Dat is de erfgenaam!

Lucas 20:9-19

9 Hij vertelde de menigte de volgende gelijkenis: ‘Een man legde een wijngaard aan en verpachtte die aan wijnbouwers, waarna hij voor geruime tijd op reis ging. 10 Toen de oogsttijd was gekomen, stuurde hij een knecht naar de wijnbouwers om zijn deel van de opbrengst in ontvangst te nemen. Maar de wijnbouwers mishandelden hem en stuurden hem met lege handen weg. 11 Daarna stuurde hij een andere knecht. Ook die werd afgeranseld, en nadat ze hem hadden vernederd stuurden ze ook hem met lege handen weg. 12 De eigenaar stuurde toen een derde knecht, maar ook die werd afgetuigd en de wijngaard uit gegooid. 13 Toen zei de eigenaar van de wijngaard: “Wat moet ik doen? Ik zal mijn geliefde zoon naar hen toe sturen, voor hem zullen ze toch wel ontzag hebben.” 14 Toen de wijnbouwers hem zagen, overlegden ze met elkaar: “Dat is de erfgenaam! Laten we hem doden, dan is de erfenis voor ons.” 15 En ze gooiden hem de wijngaard uit en doodden hem. Wat zal de eigenaar van de wijngaard nu met hen doen? 16 Hij komt zelf, hij doodt de wijnbouwers en geeft de wijngaard aan anderen.’ Toen de mensen dit hoorden, zeiden ze: ‘Dat nooit!’ 17 Maar Hij keek hen aan en vroeg: ‘Wat betekent dan wat er geschreven staat: “De steen die de bouwers afkeurden is de hoeksteen geworden”? 18 Iedereen die over die steen struikelt, valt te pletter, en degene op wie die steen valt, wordt vermorzeld.’ 19 De schriftgeleerden en hogepriesters, die begrepen dat Jezus deze gelijkenis met het oog op hen verteld had, wilden Hem op dat moment laten grijpen, maar ze waren bang voor de reactie van het volk. (NBV21)
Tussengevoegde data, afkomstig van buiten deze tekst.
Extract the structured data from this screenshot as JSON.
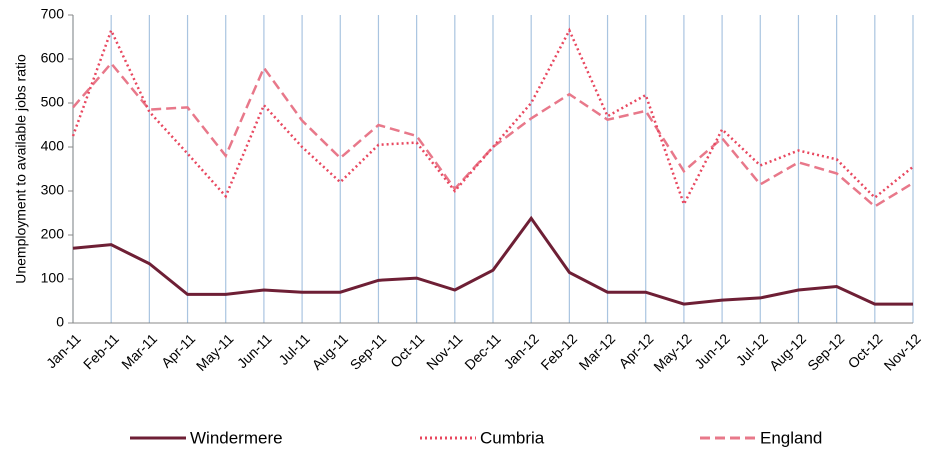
{
  "chart_data": {
    "type": "line",
    "y_label": "Unemployment to available jobs ratio",
    "categories": [
      "Jan-11",
      "Feb-11",
      "Mar-11",
      "Apr-11",
      "May-11",
      "Jun-11",
      "Jul-11",
      "Aug-11",
      "Sep-11",
      "Oct-11",
      "Nov-11",
      "Dec-11",
      "Jan-12",
      "Feb-12",
      "Mar-12",
      "Apr-12",
      "May-12",
      "Jun-12",
      "Jul-12",
      "Aug-12",
      "Sep-12",
      "Oct-12",
      "Nov-12"
    ],
    "series": [
      {
        "name": "Windermere",
        "color": "#6e1f35",
        "line_style": "solid",
        "values": [
          170,
          178,
          135,
          65,
          65,
          75,
          70,
          70,
          97,
          102,
          75,
          120,
          238,
          115,
          70,
          70,
          43,
          52,
          57,
          75,
          83,
          43,
          43
        ]
      },
      {
        "name": "Cumbria",
        "color": "#e8475f",
        "line_style": "dotted",
        "values": [
          425,
          665,
          480,
          385,
          288,
          495,
          400,
          320,
          405,
          410,
          300,
          400,
          500,
          665,
          470,
          518,
          270,
          440,
          358,
          392,
          372,
          285,
          355
        ]
      },
      {
        "name": "England",
        "color": "#e8788a",
        "line_style": "dashed",
        "values": [
          490,
          590,
          485,
          490,
          380,
          580,
          460,
          375,
          450,
          425,
          305,
          400,
          465,
          520,
          462,
          482,
          345,
          420,
          315,
          365,
          340,
          265,
          318
        ]
      }
    ],
    "ylim": [
      0,
      700
    ],
    "yticks": [
      0,
      100,
      200,
      300,
      400,
      500,
      600,
      700
    ],
    "grid": "x",
    "legend": "bottom"
  }
}
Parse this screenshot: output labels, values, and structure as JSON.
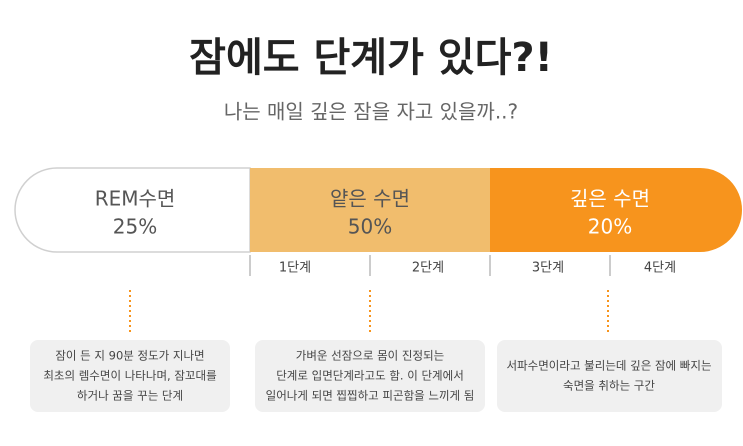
{
  "header": {
    "title": "잠에도 단계가 있다?!",
    "subtitle": "나는 매일 깊은 잠을 자고 있을까..?"
  },
  "stages": [
    {
      "name": "REM수면",
      "percent": "25%"
    },
    {
      "name": "얕은 수면",
      "percent": "50%"
    },
    {
      "name": "깊은 수면",
      "percent": "20%"
    }
  ],
  "steps": [
    "1단계",
    "2단계",
    "3단계",
    "4단계"
  ],
  "notes": [
    [
      "잠이 든 지 90분 정도가 지나면",
      "최초의 렘수면이 나타나며, 잠꼬대를",
      "하거나 꿈을 꾸는 단계"
    ],
    [
      "가벼운 선잠으로 몸이 진정되는",
      "단계로 입면단계라고도 함. 이 단계에서",
      "일어나게 되면 찝찝하고 피곤함을 느끼게 됨"
    ],
    [
      "서파수면이라고 불리는데 깊은 잠에 빠지는",
      "숙면을 취하는 구간"
    ]
  ]
}
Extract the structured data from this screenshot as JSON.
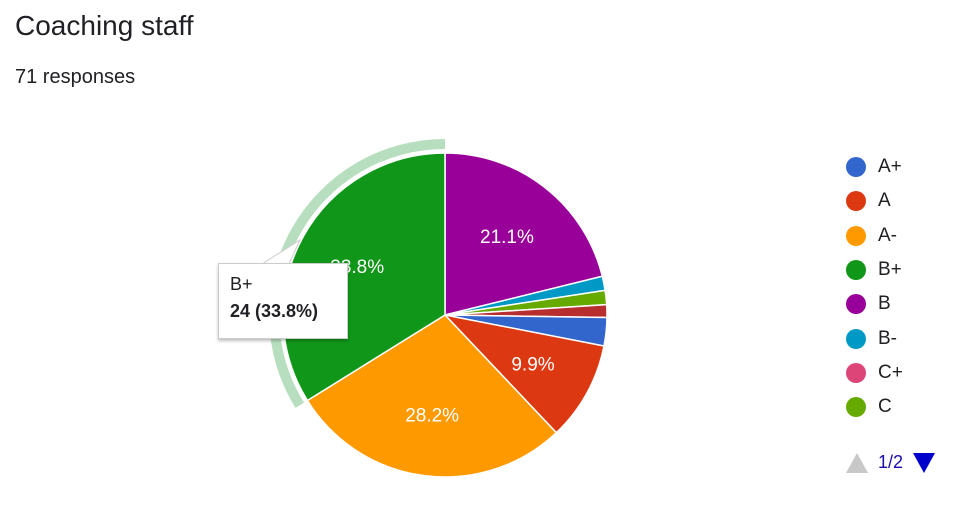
{
  "title": "Coaching staff",
  "responses": "71 responses",
  "chart_data": {
    "type": "pie",
    "categories": [
      "A+",
      "A",
      "A-",
      "B+",
      "B",
      "B-",
      "C+",
      "C"
    ],
    "values": [
      2,
      7,
      20,
      24,
      15,
      1,
      0,
      1
    ],
    "percent_labels": [
      "",
      "9.9%",
      "28.2%",
      "33.8%",
      "21.1%",
      "",
      "",
      ""
    ],
    "colors": [
      "#3366cc",
      "#dc3912",
      "#ff9900",
      "#109618",
      "#990099",
      "#0099c6",
      "#dd4477",
      "#66aa00"
    ],
    "extra_small_slice_color": "#b82e2e",
    "highlighted": "B+",
    "legend_position": "right"
  },
  "tooltip": {
    "label": "B+",
    "value": "24 (33.8%)"
  },
  "pager": {
    "text": "1/2"
  }
}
Wij zijn er aan gewend. Opiniepeilers vertellen je wekelijks, zo nodig dagelijks, wat het volk vindt. Noem een onderwerp en een opiniepeiler heeft er een vraag over gesteld. Opiniepeilingen zijn zo populair dat sommige TV programma’s hun eigen onderzoek hebben georganiseerd. Ze sturen ‘s morgens een mailtje rond om ‘s avonds duidelijk te maken dat de meerderheid van het volk het weer niet eens is met de regeerders in het land. Dat de meeste peilingen er naast zitten wordt er niet bij vermeld. De mening van het volk volgens de peilingen stuurt menig machthebber. Dat was al in de dagen van Jezus van Nazareth zo. Dat de machthebbers de erfenis van het volk Israël hadden verkwanseld aan de Romeinen om rust te houden kon ze niet schelen. Dat daarbij de armen, de zieken, de weduwen en de wezen buiten spel waren komen te staan kon ze ook niet schelen. Dat je juist die Romeinen de wind uit de zeilen kon nemen door je weer te gaan houden aan de Wet van eerlijk delen, aan het gebod je naaste lief te hebben als jezelf, ontging ze.

Die houding maakt Jezus van Nazareth maar al te duidelijk. De zorg die hij laat zien voor gewone, zwakke mensen die afhankelijk zijn van de luimen van de rijken en de machtigen maakt hem populair. Dat hetzelfde volk net zo gemakkelijk gemanipuleerd en opgezweept kan worden ontdekt hij misschien te laat, als hij aan het kruis hangt verzucht hij nog dat ze niet weten wat ze doen. In onze democratie speelt de mening van het volk een nog grotere rol. Eén maal per vier jaar immers mogen we stemmen op de partij die we aan de macht willen brengen. En elke partij wil de macht vergroten of in elk geval behouden. De opiniepeilingen zijn daarbij een probleem gaan vormen. We kennen immers de achtergronden van de meeste problemen en gepresenteerde oplossingen niet. We zijn niet in staat alle rapporten van wetenschappers en ambtenaren door te lezen en te begrijpen.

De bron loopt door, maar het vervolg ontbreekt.